Mr. Watkins argues that because the police report, submitted as the bill of particulars in the second prosecution, includes evidence of his driving while intoxicated, the State "admitted" it would rely upon that evidence to prove eluding. We disagree. Unlike Grady, the State here has always maintained it intended to prove the essential elements of eluding without reference to Mr. Watkins' intoxication.
The analysis in Moore v. Commonwealth, ___ Va. App. ___, 415 S.E.2d 247 (1992) supports our conclusion. There, the defendant was convicted first of reckless driving and attempting to elude a police officer and, in a subsequent prosecution, for the crime of operating a motor vehicle after having been adjudged a habitual traffic offender. All three convictions were based upon the same incident. On appeal, he asserted his previous convictions barred the operating charge on double jeopardy grounds. He argued in 415 S.E.2d at 249 that his act of driving, proved in the first prosecutions, was necessary to establish an essential element of the second prosecution.

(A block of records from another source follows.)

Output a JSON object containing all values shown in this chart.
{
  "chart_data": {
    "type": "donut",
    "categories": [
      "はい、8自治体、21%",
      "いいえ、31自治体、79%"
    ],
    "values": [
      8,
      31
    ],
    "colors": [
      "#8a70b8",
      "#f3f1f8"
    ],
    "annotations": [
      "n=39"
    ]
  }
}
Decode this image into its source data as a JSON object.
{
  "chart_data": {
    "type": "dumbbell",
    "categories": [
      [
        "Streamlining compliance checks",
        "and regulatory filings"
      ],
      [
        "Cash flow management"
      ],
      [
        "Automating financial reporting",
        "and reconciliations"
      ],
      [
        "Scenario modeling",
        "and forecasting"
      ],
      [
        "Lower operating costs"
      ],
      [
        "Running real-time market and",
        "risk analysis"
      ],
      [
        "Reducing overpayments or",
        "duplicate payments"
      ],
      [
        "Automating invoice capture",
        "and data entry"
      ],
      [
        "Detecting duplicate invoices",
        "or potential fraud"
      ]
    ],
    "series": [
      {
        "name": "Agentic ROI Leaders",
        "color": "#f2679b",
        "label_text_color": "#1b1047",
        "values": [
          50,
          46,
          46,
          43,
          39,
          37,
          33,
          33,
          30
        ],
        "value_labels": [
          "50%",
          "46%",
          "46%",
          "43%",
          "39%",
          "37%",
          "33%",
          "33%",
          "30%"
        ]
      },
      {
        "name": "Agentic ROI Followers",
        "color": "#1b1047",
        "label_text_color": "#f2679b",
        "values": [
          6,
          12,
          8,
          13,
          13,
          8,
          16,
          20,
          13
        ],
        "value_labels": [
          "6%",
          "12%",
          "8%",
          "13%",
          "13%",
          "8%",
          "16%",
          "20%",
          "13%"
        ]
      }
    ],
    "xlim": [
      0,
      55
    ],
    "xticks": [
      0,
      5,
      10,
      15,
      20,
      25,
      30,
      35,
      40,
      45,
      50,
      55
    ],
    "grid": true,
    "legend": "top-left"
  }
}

The court responded:
However true that may be, it is not relevant to the test laid out in Grady. In Grady, the Supreme Court clearly stated that the conduct proved in the second prosecution must have constituted an offense for which appellant has already been prosecuted . . .
. . . .
In the first prosecution in the case before us, appellant was not charged with the offense of driving. Driving was merely an element of the two misdemeanors for which he was previously convicted. Under the facts of this case, in order for Grady to bar the second prosecution, the government would have needed to prove either reckless driving or eluding a police officer as conduct constituting . . . an essential element of driving after having been declared an habitual offender. The mere fact that the two prosecutions involved a single, overlapping element of proof is not, in itself, enough to invoke the protections of the double jeopardy clause.
(Italics ours.) Moore, 415 S.E.2d at 249-50. See also State v. Remsing, 829 S.W.2d 400 (Tex. Ct. App. 1992).
Reversed and remanded for trial.
SHIELDS, C.J., and MUNSON, J., concur.